Saturday, July 18, 2009

Job market outlook is brighten for professionals

The job market outlook remains bright, particularly for white collar employees, but may be stabilizing.

Some 35,500 jobs were unfilled in September, or a vacancy rate of 2.4 per cent, according to data released yesterday by the Ministry of Manpower (MOM).

This third-quarter scenario was "better" than a year earlier when 29,900 jobs went begging in September 2006, or a 2.2 per cent vacancy rate. But June this year saw higher vacancies - the 37,400 unfilled posts were a 10-year high.
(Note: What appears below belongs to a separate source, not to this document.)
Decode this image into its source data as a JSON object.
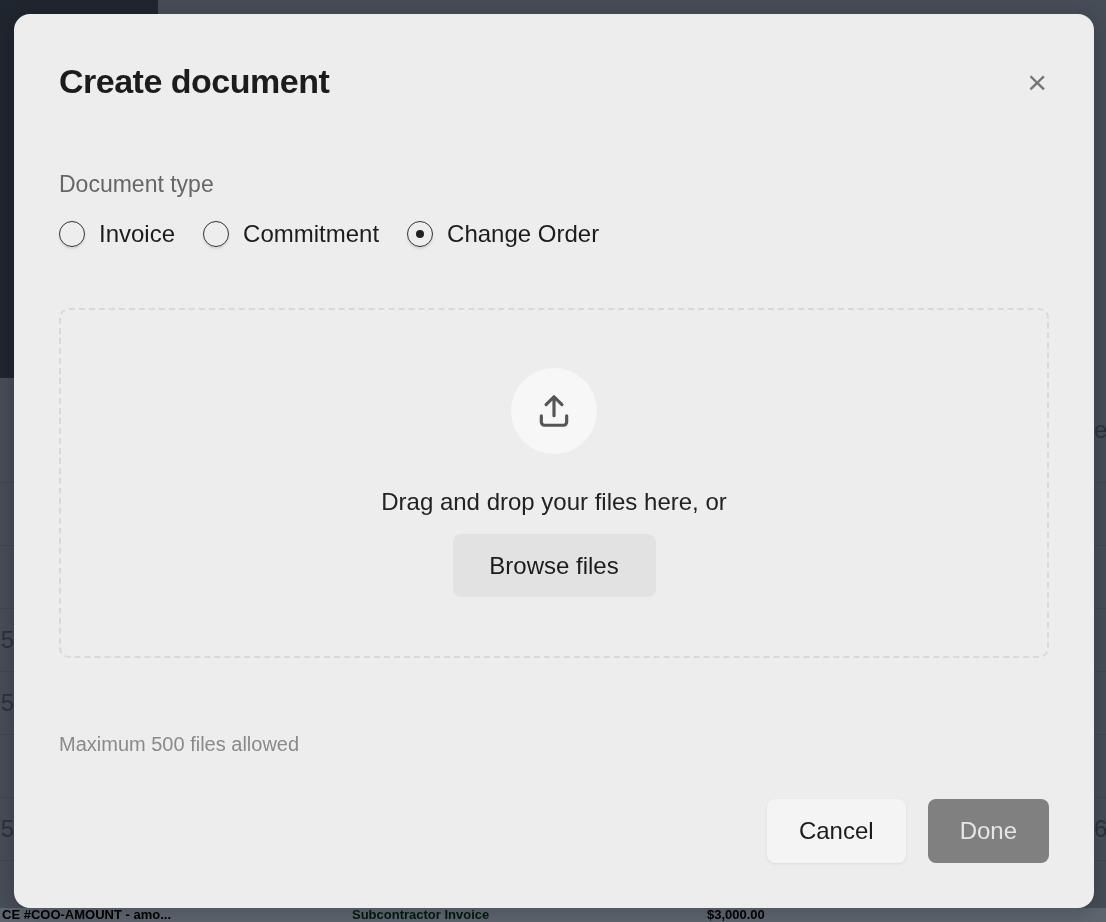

MOM said that the manpower shortage in Q3 was larger for professionals, managers, executives and technicians (usually known as PMETs) and clerical, sales and service staff. Their vacancy rate of 2.7 per cent was markedly higher than the 1.8 per cent for production operators, cleaners and laborers.
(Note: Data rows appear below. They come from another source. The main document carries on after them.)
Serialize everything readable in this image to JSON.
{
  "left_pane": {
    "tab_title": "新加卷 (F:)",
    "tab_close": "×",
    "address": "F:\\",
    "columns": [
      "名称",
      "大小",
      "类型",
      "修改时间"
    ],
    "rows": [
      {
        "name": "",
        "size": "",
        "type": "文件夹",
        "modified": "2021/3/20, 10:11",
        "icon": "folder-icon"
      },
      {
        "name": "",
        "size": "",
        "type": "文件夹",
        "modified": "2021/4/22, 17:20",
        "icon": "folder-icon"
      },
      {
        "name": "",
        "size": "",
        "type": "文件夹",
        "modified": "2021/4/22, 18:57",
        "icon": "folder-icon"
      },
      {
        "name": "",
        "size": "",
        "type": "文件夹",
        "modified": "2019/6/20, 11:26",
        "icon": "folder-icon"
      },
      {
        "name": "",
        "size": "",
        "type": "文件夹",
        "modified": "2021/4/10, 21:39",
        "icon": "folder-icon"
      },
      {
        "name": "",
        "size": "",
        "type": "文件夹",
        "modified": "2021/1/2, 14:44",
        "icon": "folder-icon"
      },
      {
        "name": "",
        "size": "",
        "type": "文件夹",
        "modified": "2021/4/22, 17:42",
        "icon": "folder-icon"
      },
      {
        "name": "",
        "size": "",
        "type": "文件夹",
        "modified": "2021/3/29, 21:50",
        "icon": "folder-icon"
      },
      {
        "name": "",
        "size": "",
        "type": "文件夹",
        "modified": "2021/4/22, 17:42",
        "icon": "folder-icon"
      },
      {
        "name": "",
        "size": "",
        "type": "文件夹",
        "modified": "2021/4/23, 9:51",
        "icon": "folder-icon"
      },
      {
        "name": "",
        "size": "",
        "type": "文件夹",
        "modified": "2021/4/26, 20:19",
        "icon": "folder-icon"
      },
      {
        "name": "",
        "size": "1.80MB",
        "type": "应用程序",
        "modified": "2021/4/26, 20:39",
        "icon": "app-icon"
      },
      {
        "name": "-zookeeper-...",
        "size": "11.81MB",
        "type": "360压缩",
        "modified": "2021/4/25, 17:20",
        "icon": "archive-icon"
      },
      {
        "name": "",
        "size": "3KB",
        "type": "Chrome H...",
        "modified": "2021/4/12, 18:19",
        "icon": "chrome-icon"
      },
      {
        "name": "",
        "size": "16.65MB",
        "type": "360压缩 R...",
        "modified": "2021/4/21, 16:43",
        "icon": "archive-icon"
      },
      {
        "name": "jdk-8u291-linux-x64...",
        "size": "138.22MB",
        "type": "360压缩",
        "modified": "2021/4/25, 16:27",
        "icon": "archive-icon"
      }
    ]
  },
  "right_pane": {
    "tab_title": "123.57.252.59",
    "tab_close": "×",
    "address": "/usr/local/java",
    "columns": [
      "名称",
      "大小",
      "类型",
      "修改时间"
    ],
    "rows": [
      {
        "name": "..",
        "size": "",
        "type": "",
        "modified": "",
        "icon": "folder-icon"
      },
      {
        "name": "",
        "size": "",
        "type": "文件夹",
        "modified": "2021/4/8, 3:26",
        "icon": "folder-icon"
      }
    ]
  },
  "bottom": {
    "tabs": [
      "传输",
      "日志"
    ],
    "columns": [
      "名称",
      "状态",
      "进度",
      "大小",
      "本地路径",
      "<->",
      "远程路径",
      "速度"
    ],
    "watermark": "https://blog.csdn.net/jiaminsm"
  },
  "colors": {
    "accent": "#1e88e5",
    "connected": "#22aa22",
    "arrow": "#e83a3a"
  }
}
Across sectors, more jobs in services (2.8 per cent of total manpower demand) went unfilled in September, compared with manufacturing (1.8 per cent) and construction (1.4 per cent).

Wages continued to rise, but at a slower pace. After accelerating for three straight quarters, monthly earnings rose a slower 6.9 per cent in Q3, down from 8.5 per cent in Q2. In real terms, after adjusting for inflation, Q3 wage growth was 4 per cent, down from Q2's 7.5 per cent.
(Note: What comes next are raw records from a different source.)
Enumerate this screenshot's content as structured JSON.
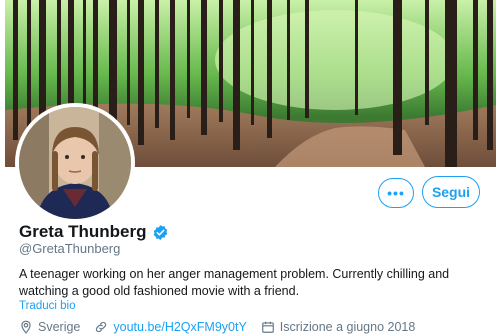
{
  "profile": {
    "name": "Greta Thunberg",
    "handle": "@GretaThunberg",
    "bio": "A teenager working on her anger management problem. Currently chilling and watching a good old fashioned movie with a friend.",
    "translate_label": "Traduci bio",
    "location": "Sverige",
    "website": "youtu.be/H2QxFM9y0tY",
    "joined": "Iscrizione a giugno 2018"
  },
  "actions": {
    "more_label": "•••",
    "follow_label": "Segui"
  },
  "icons": {
    "verified": "verified-badge-icon",
    "location": "location-pin-icon",
    "website": "link-icon",
    "joined": "calendar-icon"
  },
  "colors": {
    "accent": "#1da1f2",
    "secondary_text": "#657786",
    "primary_text": "#14171a"
  }
}
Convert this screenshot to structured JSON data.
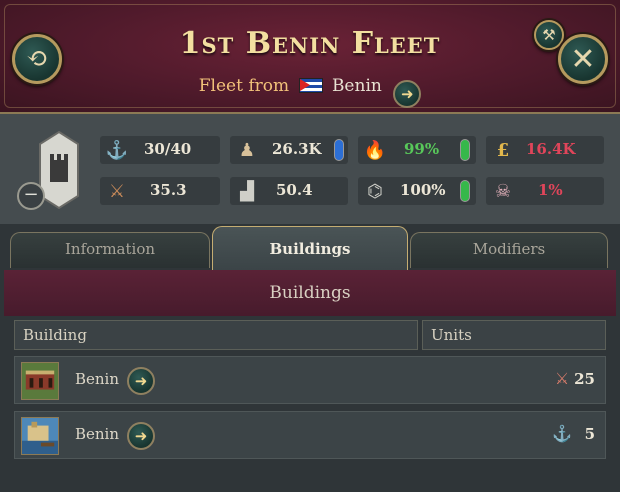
{
  "header": {
    "title": "1st Benin Fleet",
    "subtitle_prefix": "Fleet from",
    "subtitle_country": "Benin"
  },
  "stats": {
    "ships": "30/40",
    "manpower": "26.3K",
    "morale": "99%",
    "upkeep": "16.4K",
    "offense": "35.3",
    "defense": "50.4",
    "organization": "100%",
    "attrition": "1%"
  },
  "tabs": [
    {
      "label": "Information"
    },
    {
      "label": "Buildings"
    },
    {
      "label": "Modifiers"
    }
  ],
  "section": {
    "title": "Buildings"
  },
  "columns": {
    "building": "Building",
    "units": "Units"
  },
  "rows": [
    {
      "name": "Benin",
      "units": "25",
      "unit_icon": "musket-icon"
    },
    {
      "name": "Benin",
      "units": "5",
      "unit_icon": "anchor-icon"
    }
  ],
  "colors": {
    "header_bg": "#4f1a2b",
    "accent_gold": "#f3dfa0",
    "positive": "#58c85a",
    "negative": "#e0455a"
  }
}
The latest data sees the Q3 job creation figure revised up to 58,600 from an early estimate of 57,600 announced last month. This, again, was higher than a year ago but below Q2's record high of 64,400. In all, the first nine months of 2007 saw the net addition of 172,400 jobs to the economy - not too far from the 2006 total of 176,000.

Retrenchment numbers have also been updated, and going by the 5,709 total for the first three quarters, the number of lay-offs in 2007 should be sharply lower than last year's 9,388.

As earlier reported, the jobless rate eased to a near-decade low of 1.7 per cent. And at 8,500, the number of "long-term unemployed" residents - those job-hunting for 25 weeks or more - also fell to a 10-year low in September.

About the only blemish in the labour market report is productivity, which went from a marginal 0.4 per cent gain in Q2 to flat in Q3.